Molecular dynamics is the study of the way that atoms and molecules move. The direct observation of these particles is not always possible, so scientists study molecular dynamics by using mathematical formulas. These formulas are programmed into computers which allow scientists to simulate the motion of various atoms and molecules. Though real particles are not used in the study of molecular dynamics. The results of the simulations are considered to be reasonably accurate.

Scientist with beakers
Scientist with beakers

The study of molecular dynamics is a type of virtual experiment. By studying the behavior of virtual molecules, scientists can make predictions about how real molecules might behave. Though no real molecules are used, the results of these simulated experiments are considered accurate. Adjusting certain parameters in the equations makes the experiments more precise.

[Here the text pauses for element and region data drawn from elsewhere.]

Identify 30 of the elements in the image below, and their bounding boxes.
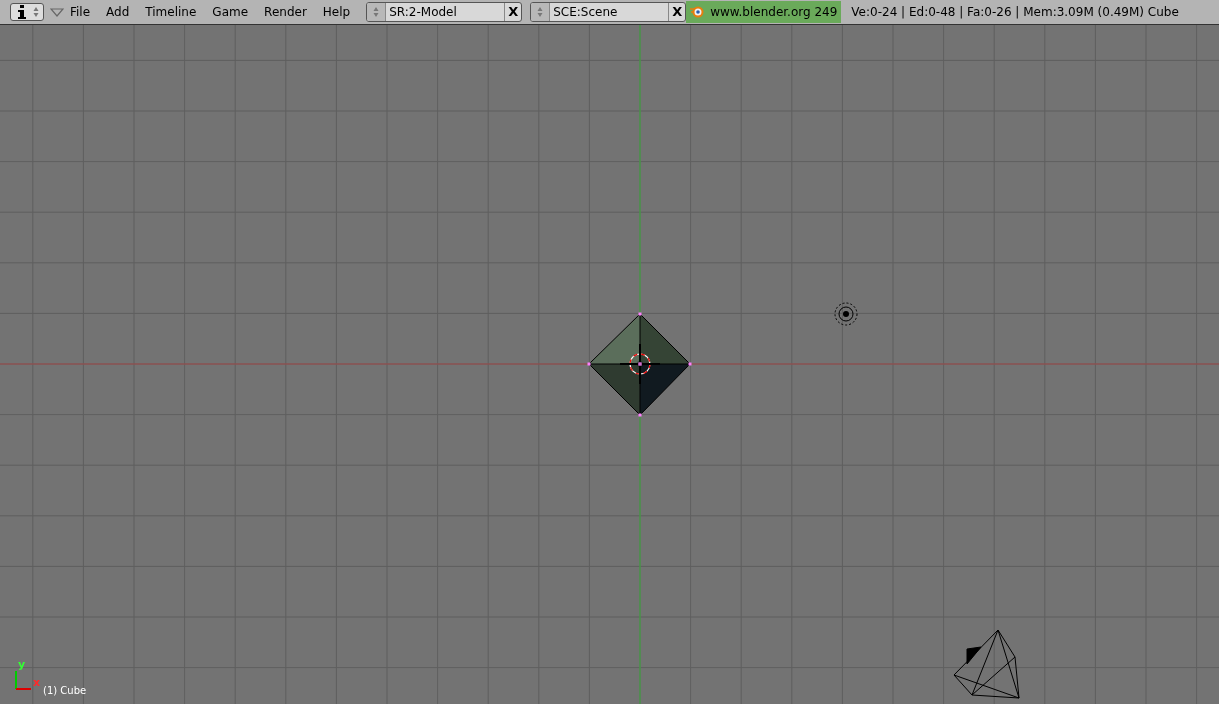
menu-item[interactable]: Render xyxy=(264,5,307,19)
screen-name-field[interactable]: SR:2-Model xyxy=(386,5,505,19)
3d-viewport[interactable]: y x (1) Cube xyxy=(0,25,1219,704)
camera-wireframe[interactable] xyxy=(953,629,1020,699)
lamp-icon[interactable] xyxy=(834,302,858,326)
delete-scene-button[interactable]: X xyxy=(668,3,686,21)
scene-stats: Ve:0-24 | Ed:0-48 | Fa:0-26 | Mem:3.09M (0.49M) Cube xyxy=(851,5,1179,19)
menu-item[interactable]: File xyxy=(70,5,91,19)
delete-screen-button[interactable]: X xyxy=(504,3,522,21)
window-type-selector[interactable] xyxy=(10,3,44,21)
menu-item[interactable]: Timeline xyxy=(145,5,197,19)
3d-cursor-icon xyxy=(619,343,661,385)
scene-name-field[interactable]: SCE:Scene xyxy=(550,5,669,19)
up-down-arrows-icon xyxy=(537,6,544,18)
version-label: www.blender.org 249 xyxy=(710,5,838,19)
y-axis-label: y xyxy=(18,658,26,671)
menu-item[interactable]: Help xyxy=(322,5,351,19)
axis-gizmo xyxy=(15,670,32,690)
logo-icon xyxy=(690,6,705,18)
scene-selector[interactable]: SCE:Scene X xyxy=(530,2,687,22)
up-down-arrows-icon xyxy=(33,6,39,18)
x-axis-label: x xyxy=(33,676,41,689)
up-down-arrows-icon xyxy=(373,6,380,18)
menu-item[interactable]: Add xyxy=(106,5,130,19)
object-label: (1) Cube xyxy=(43,685,87,696)
info-icon xyxy=(17,5,27,19)
collapse-triangle-icon[interactable] xyxy=(50,7,64,17)
screen-selector[interactable]: SR:2-Model X xyxy=(366,2,523,22)
octahedron-mesh[interactable] xyxy=(587,312,692,417)
menu-item[interactable]: Game xyxy=(212,5,249,19)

Simulations of molecular dynamics are used to make virtual observations of the movement of particles. In a laboratory, it is not always possible or practical to make actual observations of molecular movement, so mathematical simulation and computer modeling are used instead. The benefits of these types of experiments are that motion can be observed for an extended period of time, that it can be observed from closer up, and that conditions, such as extremes in pressure or temperature which are not practical in the lab, can be simulated.

Computers are able to display a visual representation of the movement of atoms and molecules by solving mathematical equations. The equations are based on Newton's laws and can accurately predict the motion of most atoms and molecules. Simulation programs use the equations to represent the forces that act on the particles and the movement of the atoms in three dimensional space. It is also possible to track the movement of an atom or molecule over time using these formulas.

Molecular dynamics can also be used to observe the relationships between atoms and molecules. The simulation programs track the molecular bonds that are formed and broken and adjust the equations accordingly. Though the equations used are based on Newton's laws of motion, in most cases they can be applied to the motion of very small particles. Occasionally, the laws that govern the movement of quantum particles must be used in the molecular dynamics equations to correctly describe particle motion.